Sicily, the gateway to Europe

Sicily is the largest island in the Mediterranean Sea, and it seems to be its center. Other smaller groups of islands such as the Aeolian, Ustica, the Aegadian, Pantelleria, and the Pelagie are also part of the region. Lampedusa, the largest of the Pelàgie islands, is, with Crete, the southernmost point of the entire European continent. And it is closer to the Tunisian coasts than to the Sicilian coasts, as well as Pantelleria which is only 70 km from Tunisia.

The Trinacria

The ancient name of Sicily was Trinacria, the triangular island. Three sides bordered by three different seas where each zone maintains a particular character. A structure that has given life to a varied and complex region. Over its more than two thousand years of history, Sicily island has seen different rulers alternate themselves on its territory. From the Greeks to the Romans, from the Byzantines to the Arabs, from the Normans to the Spaniards: each of these peoples left to the island something of itself and has contributed to creating the peculiar character of the Sicilians.

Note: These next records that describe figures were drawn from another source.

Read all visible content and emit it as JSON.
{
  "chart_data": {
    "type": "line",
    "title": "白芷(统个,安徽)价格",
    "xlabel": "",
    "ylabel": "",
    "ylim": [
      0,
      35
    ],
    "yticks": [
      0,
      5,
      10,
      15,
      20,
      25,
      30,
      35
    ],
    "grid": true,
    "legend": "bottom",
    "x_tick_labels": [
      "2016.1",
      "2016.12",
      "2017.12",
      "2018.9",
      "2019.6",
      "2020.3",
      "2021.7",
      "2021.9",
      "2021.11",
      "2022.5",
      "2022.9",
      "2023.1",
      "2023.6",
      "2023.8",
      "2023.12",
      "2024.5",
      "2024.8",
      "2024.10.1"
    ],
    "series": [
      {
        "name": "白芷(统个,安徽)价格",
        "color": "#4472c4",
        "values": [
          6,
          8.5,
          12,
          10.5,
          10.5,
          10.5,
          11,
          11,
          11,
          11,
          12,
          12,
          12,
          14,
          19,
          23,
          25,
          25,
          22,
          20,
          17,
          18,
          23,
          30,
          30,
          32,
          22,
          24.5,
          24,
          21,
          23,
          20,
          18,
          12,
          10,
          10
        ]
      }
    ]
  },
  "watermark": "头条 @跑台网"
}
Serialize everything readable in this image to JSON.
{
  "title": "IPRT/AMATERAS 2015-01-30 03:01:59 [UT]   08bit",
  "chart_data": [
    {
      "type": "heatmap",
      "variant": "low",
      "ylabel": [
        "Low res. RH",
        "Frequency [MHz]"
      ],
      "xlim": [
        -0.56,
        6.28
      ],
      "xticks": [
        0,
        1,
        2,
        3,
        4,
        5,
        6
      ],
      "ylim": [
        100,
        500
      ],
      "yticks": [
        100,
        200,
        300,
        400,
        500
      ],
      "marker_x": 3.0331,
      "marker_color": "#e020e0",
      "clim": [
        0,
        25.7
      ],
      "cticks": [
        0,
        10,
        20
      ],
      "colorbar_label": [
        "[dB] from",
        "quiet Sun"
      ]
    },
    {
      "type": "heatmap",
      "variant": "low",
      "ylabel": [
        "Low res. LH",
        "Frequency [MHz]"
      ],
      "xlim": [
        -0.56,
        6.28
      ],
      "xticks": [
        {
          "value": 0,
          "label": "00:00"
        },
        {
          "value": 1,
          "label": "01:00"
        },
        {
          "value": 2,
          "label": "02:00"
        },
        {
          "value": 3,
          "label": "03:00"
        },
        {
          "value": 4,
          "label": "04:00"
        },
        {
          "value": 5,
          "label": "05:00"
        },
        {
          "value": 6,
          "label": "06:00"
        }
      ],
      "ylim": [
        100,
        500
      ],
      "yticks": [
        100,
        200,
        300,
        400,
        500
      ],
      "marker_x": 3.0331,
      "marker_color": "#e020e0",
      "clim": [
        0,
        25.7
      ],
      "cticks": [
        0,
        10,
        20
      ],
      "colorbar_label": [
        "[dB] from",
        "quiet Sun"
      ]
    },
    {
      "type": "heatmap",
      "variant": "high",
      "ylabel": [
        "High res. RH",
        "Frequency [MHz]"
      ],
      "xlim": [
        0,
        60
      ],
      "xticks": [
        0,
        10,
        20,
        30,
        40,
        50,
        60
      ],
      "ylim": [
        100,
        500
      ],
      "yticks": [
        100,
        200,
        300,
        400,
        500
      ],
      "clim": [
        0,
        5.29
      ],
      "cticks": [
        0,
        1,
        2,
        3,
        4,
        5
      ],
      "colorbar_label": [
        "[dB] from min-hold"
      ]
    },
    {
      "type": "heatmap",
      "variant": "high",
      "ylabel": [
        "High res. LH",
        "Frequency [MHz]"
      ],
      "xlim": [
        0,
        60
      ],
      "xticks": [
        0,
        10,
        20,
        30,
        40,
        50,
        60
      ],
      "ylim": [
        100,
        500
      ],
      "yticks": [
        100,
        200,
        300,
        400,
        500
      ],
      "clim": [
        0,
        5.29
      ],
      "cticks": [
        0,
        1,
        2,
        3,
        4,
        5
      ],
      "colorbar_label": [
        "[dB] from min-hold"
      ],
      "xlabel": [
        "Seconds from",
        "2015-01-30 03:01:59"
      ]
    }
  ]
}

An island shaped by its climate

In addition to its fascinating history, Sicily island has been shaped by its climate. In fact, with its strength, it has shaped this extraordinary landscape. The sea and the hills burned by the sun are the landscapes that characterize the territory. The presence of volcanoes, and in particular of the Etna (3323 m), make the Sicilian landscape unique in the Mediterranean context.

The architecture in Sicily

The major artistic periods in Sicily are basically three. The Greek period, during which the monumental architecture of the colonies (in particular temples and theaters) reaches a level equal, and in some cases even higher than that of the motherland. The medieval period, which sees the succession and integration of Byzantine, Arab and Norman elements. Finally, between the seventeenth and eighteenth centuries, the island witnesses the great flowering of the baroque. The results of this style are so high and original that they give life to the Sicilian Baroque visible especially in the churches.

The great powers of the past

Sicily, for its position in the middle of the Mediterranean, has always been contended by the great powers that have succeeded each other in its long history. From the Phoenicians to the Carthaginians, Sicily knows the first moment of splendor with the domination of the Greeks ended in 212 BC. Since then, for over six centuries, the island becomes the inexhaustible granary of the Roman Empire.

The Arabs and the Normans

After the fall of the empire and the barbarian invasions, Sicily knew the Byzantine domination followed by the Arab one in 827. The Arab domination coincides with the rebirth of the island becoming one of the richest and most tolerant lands in the Mediterranean basin. In 1091 the Normans conquered the island and laid the foundations for the splendid court of Frederick II in Palermo.

From Spain to the Kingdom of Italy

From 1266 the Angevin domination began, followed by the crown of Aragon that was present also in Sardinia island. These are seasons of decadence during which the great feudal lords become the owners of the island. In 1860, Garibaldi’s expedition paved the way for the annexation of Sicily to the Kingdom of Italy.